Musicalmente, "While The Gods Sleep" demonstra um claro amadurecimento e até algum afastamento da sonoridade apresentada em "Once In Hell...". Como decorreu o processo de composição para atingirem este patamar?
Desde cedo que essa era nossa intenção. Portanto, foi algo perfeitamente natural. Acho que o amadurecimento acabou por ser espontâneo e é um facto que quisemos apostar forte neste registo e não repetir uma “fórmula” já usada por nós. Se queremos fazer parte de uma editora não podemos deixar o "comboio" passar. Hoje em dia cada vez mais as bandas mostram estar num patamar que não é fácil atingir, por isso, trabalhar ao máximo e fazê-lo como uma banda profissional é o nosso principal objectivo.

O título deste álbum remete novamente para a religião, mas será que num tom crítico ou apenas metafórico? Ou seja, sempre se manifestarem algo conflituosos em relação a esta questão, mas aqui parece também haver algo a apontar ao comportamento humano como parece evidente no videoclip de "Redrum"...
“While The Gods Sleep” pode efectivamente ser interpretado tanto num tom crítico como metafórico. O título surgiu a partir da frase que frequentemente ouvimos: “Deus não dorme”. E nós questionamos: então se não dorme porque acontece tanta desgraça no mundo? Ou será que não existe Deus nenhum e cada um é o seu próprio e cria as suas próprias regras submetendo os que o rodeiam à sua vontade? Com este título tentamos não só descrever um pouco o que falamos no EP como também chamar a atenção de quem ainda acredita que Deus existe e que vai salvar aqueles que tão fiel e cegamente o seguem.

"Redrum" porquê? São fãs de cinema, de "Shining" particularmente?
“Redrum” porque o nosso vocalista é grande fã de cinema e do “Shinning”, sim.
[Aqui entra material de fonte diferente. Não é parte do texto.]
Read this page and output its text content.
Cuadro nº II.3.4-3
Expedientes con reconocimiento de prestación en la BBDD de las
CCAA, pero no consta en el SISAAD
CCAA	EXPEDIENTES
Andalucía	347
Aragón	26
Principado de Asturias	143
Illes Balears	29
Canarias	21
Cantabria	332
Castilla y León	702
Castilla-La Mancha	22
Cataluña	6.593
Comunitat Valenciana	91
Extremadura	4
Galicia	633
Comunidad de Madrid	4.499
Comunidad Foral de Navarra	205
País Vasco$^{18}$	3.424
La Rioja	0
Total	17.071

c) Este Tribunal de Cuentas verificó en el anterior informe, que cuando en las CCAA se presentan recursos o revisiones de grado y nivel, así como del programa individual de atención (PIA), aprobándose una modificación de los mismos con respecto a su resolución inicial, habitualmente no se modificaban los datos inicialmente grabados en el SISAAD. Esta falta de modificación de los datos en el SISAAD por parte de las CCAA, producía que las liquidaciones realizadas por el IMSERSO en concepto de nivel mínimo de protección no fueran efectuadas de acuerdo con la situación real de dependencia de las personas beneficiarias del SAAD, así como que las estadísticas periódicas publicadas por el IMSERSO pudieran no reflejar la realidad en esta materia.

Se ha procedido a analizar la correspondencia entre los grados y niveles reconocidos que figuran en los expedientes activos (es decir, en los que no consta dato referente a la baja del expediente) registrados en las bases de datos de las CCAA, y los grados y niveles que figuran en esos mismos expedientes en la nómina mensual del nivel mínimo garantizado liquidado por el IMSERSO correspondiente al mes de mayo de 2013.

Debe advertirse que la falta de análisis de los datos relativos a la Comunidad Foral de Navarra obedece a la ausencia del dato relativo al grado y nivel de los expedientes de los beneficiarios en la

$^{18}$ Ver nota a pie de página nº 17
Creio ser unânime que a qualidade técnica e argumentativa deste videoclip é absolutamente surpreendente, não só nos Açores mas também perante toda a produção nacional. Quer contar-nos como foi possível atingir este nível e como foram vividos aqueles momentos?   
Uma boa ideia é sempre meio passo para conseguir um bom resultado final. Acho que, neste caso, a ideia que tive para este vídeo resultou por completo e a interpretação dos actores também ajudou a atingir o objectivo pretendido. Já tinha tido o prazer de trabalhar com o João Direitinho noutra curta que me surpreendeu bastante pelo seu desempenho e o à-vontade perante uma câmara. Daí a aposta para este vídeo ter sido imediata. Bastou explicar-lhe o conceito e o que tinha em mente para que ele interpretasse o seu papel. As filmagens decorreram relativamente bem. Passámos (banda) duas noites a ser defumados literalmente! [risos] Acho que o “segredo” para atingir o nível referido foi fazer o vídeo o mais profissionalmente possível e tentar fugir dos clichés tipicamente açorianos. Em pós-produção tentei dar-lhe um aspecto cinematográfico, o que também ajudou a atingir o meu objectivo.

Numa altura em que se fala imenso da influência da pirataria nas contas dos músicos e da indústria musical, como analisa o episódio que se registou recentemente na sua ilha?
Analiso o episódio como alguém que apenas sabe dos factos revelados publicamente. Não me sinto em posição para comentar algo que não sei ao certo o que se passou. No entanto, é óbvio que é de lamentar que quem roube milhões ao Estado permaneça impune e quem é apanhado com uns DVD’s ou CD’s piratas seja preso.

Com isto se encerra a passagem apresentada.